Diese 3 aktuellen Sachbücher solltest du 2018 gelesen haben
Ich werde oft gefragt, wie man sich nur so viel Wissen auf die geistige Festplatte packen könne. Was muss man tun, was muss man lesen? Trotz den endlosen Weiten von Wikipedia bleibt eine meiner Lieblingsquellen das gute, alte (Sach-)Buch. An dieser Stelle möchte ich euch daher drei meiner aktuellen Favoriten vorstellen, die nicht nur mein Wissen, sondern vor allem auch meinen Horizont erweitert haben.

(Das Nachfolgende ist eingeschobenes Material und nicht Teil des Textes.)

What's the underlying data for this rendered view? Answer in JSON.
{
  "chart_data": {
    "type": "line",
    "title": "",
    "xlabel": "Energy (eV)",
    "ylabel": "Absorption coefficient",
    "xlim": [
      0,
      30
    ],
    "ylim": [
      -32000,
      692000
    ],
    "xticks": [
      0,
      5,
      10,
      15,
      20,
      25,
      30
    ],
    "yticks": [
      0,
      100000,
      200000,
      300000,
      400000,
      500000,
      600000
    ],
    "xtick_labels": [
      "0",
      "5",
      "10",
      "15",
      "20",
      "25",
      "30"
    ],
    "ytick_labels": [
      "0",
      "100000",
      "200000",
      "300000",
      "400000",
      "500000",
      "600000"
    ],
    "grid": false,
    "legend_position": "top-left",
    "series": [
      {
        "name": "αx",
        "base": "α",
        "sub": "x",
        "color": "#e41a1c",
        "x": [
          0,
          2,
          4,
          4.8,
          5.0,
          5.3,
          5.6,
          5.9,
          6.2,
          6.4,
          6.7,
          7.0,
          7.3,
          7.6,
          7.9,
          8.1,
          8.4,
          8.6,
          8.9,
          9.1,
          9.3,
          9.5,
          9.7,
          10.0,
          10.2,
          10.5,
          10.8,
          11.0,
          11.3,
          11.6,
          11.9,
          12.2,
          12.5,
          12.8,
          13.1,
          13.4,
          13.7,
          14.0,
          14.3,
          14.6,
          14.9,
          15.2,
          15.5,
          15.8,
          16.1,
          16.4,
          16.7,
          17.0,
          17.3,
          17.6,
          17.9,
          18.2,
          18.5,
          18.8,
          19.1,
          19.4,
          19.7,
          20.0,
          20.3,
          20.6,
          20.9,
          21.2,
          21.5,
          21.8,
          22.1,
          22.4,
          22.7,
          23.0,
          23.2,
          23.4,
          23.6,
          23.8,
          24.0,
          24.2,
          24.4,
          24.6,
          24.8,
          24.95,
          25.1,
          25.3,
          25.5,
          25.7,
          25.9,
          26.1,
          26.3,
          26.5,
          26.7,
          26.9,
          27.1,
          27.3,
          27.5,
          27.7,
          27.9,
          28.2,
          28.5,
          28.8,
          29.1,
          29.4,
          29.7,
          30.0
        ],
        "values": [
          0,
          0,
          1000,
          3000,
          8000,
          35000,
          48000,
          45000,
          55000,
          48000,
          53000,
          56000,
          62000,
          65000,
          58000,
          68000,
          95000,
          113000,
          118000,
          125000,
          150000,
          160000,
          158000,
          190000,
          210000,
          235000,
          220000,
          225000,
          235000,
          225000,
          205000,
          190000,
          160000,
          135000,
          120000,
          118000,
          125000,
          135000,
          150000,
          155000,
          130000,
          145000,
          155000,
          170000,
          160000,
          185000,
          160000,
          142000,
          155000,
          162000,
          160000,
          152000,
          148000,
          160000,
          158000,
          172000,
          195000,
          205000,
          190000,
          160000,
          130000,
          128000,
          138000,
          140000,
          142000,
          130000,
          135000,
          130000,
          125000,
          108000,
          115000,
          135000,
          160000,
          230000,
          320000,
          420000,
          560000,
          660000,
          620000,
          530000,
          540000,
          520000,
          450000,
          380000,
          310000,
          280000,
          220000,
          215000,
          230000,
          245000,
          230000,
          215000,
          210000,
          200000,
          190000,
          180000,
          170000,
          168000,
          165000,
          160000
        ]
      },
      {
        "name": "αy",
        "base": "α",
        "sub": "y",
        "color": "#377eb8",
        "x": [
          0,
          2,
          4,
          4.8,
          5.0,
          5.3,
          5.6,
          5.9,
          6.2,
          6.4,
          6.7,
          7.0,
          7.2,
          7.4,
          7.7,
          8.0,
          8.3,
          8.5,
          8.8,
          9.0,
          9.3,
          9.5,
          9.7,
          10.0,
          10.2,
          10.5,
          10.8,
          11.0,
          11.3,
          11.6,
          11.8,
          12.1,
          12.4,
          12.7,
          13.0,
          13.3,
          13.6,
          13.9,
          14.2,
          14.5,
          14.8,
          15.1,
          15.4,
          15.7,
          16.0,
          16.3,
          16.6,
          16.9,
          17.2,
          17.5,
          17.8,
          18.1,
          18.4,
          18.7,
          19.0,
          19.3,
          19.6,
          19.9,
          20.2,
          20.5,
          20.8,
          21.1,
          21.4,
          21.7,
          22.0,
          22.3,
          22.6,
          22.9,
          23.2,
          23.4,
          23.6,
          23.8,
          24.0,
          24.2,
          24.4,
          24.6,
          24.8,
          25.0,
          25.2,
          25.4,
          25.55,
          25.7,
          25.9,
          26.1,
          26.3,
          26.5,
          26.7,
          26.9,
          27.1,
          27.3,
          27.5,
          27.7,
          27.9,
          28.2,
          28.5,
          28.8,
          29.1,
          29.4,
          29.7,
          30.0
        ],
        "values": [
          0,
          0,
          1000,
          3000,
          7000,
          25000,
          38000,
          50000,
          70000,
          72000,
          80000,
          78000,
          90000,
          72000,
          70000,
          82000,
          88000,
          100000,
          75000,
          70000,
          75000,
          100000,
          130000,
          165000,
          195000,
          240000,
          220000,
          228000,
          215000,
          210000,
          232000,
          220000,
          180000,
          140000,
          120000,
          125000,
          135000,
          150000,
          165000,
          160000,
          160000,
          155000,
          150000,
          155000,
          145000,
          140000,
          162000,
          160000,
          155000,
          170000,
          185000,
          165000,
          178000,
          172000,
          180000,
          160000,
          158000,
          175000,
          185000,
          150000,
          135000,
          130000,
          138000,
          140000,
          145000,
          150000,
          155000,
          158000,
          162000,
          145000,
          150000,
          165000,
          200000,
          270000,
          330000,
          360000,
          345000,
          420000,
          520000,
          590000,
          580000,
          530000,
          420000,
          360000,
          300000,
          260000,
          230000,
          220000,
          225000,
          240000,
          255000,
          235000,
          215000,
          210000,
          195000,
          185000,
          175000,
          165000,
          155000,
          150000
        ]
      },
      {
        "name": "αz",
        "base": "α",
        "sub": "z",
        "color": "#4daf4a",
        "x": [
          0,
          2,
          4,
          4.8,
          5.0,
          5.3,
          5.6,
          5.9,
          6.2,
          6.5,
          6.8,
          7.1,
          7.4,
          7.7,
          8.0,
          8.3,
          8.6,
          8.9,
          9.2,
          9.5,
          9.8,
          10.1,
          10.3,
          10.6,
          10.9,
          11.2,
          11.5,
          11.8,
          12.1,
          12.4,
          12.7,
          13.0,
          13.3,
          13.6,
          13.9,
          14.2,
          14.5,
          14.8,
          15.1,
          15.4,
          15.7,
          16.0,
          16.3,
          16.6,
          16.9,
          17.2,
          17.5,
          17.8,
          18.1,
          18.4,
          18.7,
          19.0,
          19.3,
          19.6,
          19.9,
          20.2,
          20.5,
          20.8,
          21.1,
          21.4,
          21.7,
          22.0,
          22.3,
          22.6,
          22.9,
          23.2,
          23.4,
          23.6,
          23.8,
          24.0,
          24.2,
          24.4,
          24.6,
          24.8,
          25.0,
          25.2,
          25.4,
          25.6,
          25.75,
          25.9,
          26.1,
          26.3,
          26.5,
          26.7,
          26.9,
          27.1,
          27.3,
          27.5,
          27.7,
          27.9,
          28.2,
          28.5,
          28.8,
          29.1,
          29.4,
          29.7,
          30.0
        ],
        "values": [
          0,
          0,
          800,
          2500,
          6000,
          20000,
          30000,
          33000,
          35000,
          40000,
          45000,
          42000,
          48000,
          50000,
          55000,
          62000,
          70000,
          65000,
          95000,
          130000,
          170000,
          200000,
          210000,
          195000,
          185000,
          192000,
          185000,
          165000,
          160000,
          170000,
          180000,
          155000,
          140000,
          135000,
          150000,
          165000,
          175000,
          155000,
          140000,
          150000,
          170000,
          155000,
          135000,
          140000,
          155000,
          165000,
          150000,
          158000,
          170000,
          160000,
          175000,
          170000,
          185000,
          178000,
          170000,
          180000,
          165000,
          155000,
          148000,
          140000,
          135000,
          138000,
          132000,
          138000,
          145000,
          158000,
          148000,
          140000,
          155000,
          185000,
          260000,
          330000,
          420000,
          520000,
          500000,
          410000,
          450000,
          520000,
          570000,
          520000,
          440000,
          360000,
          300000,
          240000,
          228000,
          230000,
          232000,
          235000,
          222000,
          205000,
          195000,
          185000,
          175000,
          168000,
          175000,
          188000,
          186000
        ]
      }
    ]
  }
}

Hans Rosling – Factfullness: Wie wir lernen, die Welt so zu sehen, wie sie wirklich ist
Am Anfang des Buches gibt es ein kleines Quiz bestehend aus 13 Quizfragen mit jeweils drei Antwortmöglichkeiten, so wie ich es aus der ARD-Quizshow “Gefragt-Gejagt” kenne, in der ich seit 2013 als Wissenschampion auf Kandidatenjagd gehe. Es sind kurze, knackige Fragen aus entwicklungspolitischen und -ökonomischen Themen, wie zum Beispiel: “Wie viele der einjährigen Kinder auf der Welt sind geimpft? 20, 50 oder 80 Prozent?” Heraus kam wohl eine der schlechtesten Ergebnisse meiner Karriere: gerade einmal vier von 13 Fragen richtig. Wie konnte das passieren? Trotz meinem großem Interesse an den Themen, eines politikwissenschaftlichen Studiums und vielen Jahren Quizerfahrung auf höchstem Niveau?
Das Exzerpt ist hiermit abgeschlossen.